Incredibly, he has a point. Many believe that the rule changes have gone too far. The intended effect of saving these high-performance athletes from concussions is now putting them at risk to other serious injuries, most notably torn knee ligaments.
The fix to all these head injuries are not in the rules as the league thinks; it is in the equipment.
In the 1980's and 90's, Buffalo Bills safety Mark Kelso played with an extra layer of padding on top of his helmet, covered by a hard shell after sustaining two serious concussions early in his career. The invention is known as the ProCap.
San Francisco 49ers offensive lineman Steve Wallace also wore one in the mid-90's, extending his career and saving him from more head injuries, after having a trio of concussions during the 1994 season.
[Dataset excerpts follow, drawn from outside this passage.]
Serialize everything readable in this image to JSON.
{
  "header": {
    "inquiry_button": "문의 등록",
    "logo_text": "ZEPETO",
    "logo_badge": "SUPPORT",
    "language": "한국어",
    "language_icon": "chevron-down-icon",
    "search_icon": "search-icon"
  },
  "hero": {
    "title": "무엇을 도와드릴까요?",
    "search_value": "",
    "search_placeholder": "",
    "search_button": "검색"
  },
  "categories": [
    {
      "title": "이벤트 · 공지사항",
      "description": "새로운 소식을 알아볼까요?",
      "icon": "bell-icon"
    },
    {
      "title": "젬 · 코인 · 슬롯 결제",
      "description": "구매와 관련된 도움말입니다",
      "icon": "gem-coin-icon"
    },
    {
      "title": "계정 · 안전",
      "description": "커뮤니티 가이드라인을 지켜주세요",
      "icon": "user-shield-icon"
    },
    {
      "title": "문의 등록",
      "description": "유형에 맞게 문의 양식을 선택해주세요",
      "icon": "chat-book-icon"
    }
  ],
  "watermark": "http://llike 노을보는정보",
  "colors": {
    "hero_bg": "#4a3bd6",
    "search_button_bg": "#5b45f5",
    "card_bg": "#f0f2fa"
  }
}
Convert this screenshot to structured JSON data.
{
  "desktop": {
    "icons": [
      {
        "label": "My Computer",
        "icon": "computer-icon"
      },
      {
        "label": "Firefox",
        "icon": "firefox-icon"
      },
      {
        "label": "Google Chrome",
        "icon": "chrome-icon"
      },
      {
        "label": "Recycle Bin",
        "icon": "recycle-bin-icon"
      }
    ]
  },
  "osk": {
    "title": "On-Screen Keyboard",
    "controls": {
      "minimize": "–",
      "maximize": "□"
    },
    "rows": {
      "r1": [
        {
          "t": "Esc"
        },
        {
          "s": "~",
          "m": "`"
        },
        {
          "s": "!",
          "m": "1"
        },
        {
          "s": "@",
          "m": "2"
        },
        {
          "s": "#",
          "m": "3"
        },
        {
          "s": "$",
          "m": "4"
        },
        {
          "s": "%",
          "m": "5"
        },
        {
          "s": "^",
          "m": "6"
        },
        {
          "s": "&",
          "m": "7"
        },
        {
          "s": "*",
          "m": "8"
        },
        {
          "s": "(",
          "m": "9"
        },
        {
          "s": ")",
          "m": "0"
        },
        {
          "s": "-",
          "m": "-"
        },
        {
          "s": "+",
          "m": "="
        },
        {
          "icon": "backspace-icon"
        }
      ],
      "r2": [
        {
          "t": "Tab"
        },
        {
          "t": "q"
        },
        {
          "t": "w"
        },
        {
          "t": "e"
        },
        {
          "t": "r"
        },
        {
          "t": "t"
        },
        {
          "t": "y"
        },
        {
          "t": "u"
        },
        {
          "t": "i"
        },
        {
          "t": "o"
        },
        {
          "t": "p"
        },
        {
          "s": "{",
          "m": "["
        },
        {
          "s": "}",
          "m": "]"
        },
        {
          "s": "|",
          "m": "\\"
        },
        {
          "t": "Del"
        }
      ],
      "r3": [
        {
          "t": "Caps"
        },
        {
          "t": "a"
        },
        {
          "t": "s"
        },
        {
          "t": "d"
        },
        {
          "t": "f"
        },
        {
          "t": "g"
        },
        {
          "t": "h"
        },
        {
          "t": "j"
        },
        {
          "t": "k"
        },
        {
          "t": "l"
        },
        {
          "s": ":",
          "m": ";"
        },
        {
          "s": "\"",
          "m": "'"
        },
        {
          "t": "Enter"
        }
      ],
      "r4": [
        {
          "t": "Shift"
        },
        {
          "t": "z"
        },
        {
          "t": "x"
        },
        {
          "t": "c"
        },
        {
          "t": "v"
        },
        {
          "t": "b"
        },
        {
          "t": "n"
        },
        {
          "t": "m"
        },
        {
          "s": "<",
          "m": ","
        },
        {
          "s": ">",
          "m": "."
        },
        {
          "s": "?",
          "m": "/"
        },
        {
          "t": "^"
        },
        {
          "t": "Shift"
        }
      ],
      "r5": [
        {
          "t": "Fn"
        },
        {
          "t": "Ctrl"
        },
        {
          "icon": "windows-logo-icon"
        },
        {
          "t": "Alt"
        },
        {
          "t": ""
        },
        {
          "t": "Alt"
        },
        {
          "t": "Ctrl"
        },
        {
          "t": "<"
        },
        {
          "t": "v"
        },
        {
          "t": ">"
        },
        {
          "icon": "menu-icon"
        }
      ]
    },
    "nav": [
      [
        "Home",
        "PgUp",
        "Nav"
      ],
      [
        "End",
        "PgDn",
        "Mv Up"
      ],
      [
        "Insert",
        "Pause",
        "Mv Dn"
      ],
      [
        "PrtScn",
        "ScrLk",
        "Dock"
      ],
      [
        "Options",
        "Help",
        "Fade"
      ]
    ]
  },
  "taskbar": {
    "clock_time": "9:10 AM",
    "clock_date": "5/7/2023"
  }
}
Somehow, in an age when everybody rightfully screams for safety, nobody remembers these helmets.
Here is a quote from Kelso in Gregg Easterbrook's piece on ESPN.com back in 2010:
"With padding, I played an additional five season, almost 100 more games, and sustained only one concussion, which wasn't a helmet-to-helmet hit - someone kneed my head. Absolutely the padding made it safer for me and safer for the players I was hitting. You can't use an outer-padded helmet as a weapon.
"Pound a padded helmet against your own knee; it doesn't hurt. Do that with a standard polycarbonate helmet and you'll howl in pain. If both players were wearing this in a helmet-to-helmet hit, it wouldn't be anywhere near as bad."
Would these helmets work for everybody? More testing would likely be needed, but what is the hold up? If it worked for two players at high-impact positions with a history of concussions, it will probably work for most.
The athletes are only getting bigger and faster, making it increasingly difficult to execute a form tackle. Without change in the equipment protecting our most important body part, someone will die on the field. All the rules in the world will not save the man who finally gets hit too hard, but someone too big, and too fast, at the wrong angle.
It is time the NFL stops trying to legislate all of the violence out of the game. It is a violent sport by nature. The faster that fact is accepted, the faster a real answer can be found.
Then again, the answer might be a goofy helmet that we saw 20 years ago on a few players who weren't afraid to stay out in the name of safety.
Want to make a rule that really matters? Require better helmets.